A complete injury also implies that there is no voluntary contraction of the anal sphincter and absent sensation around the anus (the opening to the rectum).
An incomplete injury indicates that some messages are being transmitted. Depending on the location and kind of injury, the interrupted messages may be either motor or sensory or, a combination of both. When the injury is incomplete, the pattern of interruption varies greatly from person to person.
The cord can be damaged by forces such as cutting, crushing, squeezing, bruising, or by the effects of swelling or a decrease in blood supply. The level at which the injury occurs will be a clue to the after-effects or permanent deficits (loss of function). The higher up the cord, the greater the loss of function.
Based on spinal nerve distribution, a general picture of the effects of injury at specific levels of the cord can be made.

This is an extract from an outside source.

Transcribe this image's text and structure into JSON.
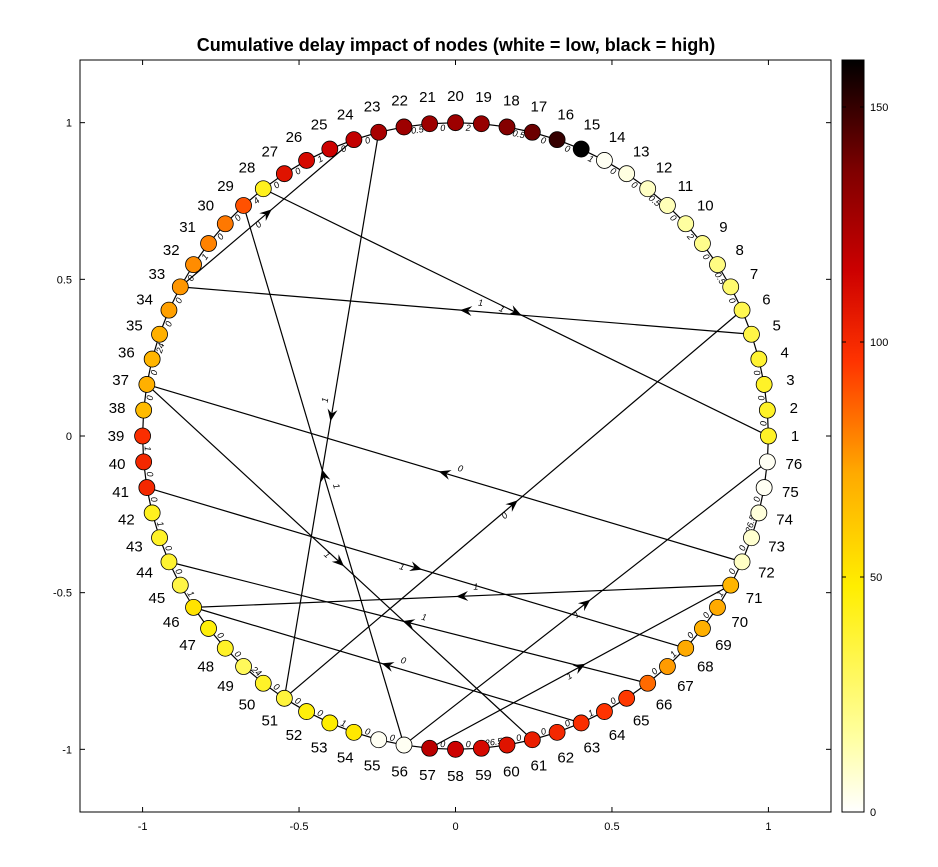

Quadriplegia / Tetraplegia
The nerves that supply feeling and movement to the arms and hands, as well as the nerves of the diaphragm, come from the nerve roots in the cervical spinal cord. If the cord is injured in this region, movement and sensation may be interrupted to arms and hands as well as the rest of the body (including muscles in the abdomen, chest and legs, as well as bladder, bowel and sexual function). If the injury is high enough that the diaphragm is affected, breathing problems will also occur. Thus, quadriplegia is a condition that causes paralysis of both the upper and lower limbs.
Paraplegia
An injury to the cord in the thoracic or lumbar spine may affect the legs and trunk (abdomen and lower back) as well as bladder, bowel and sexual function, but arms and hands are unaffected.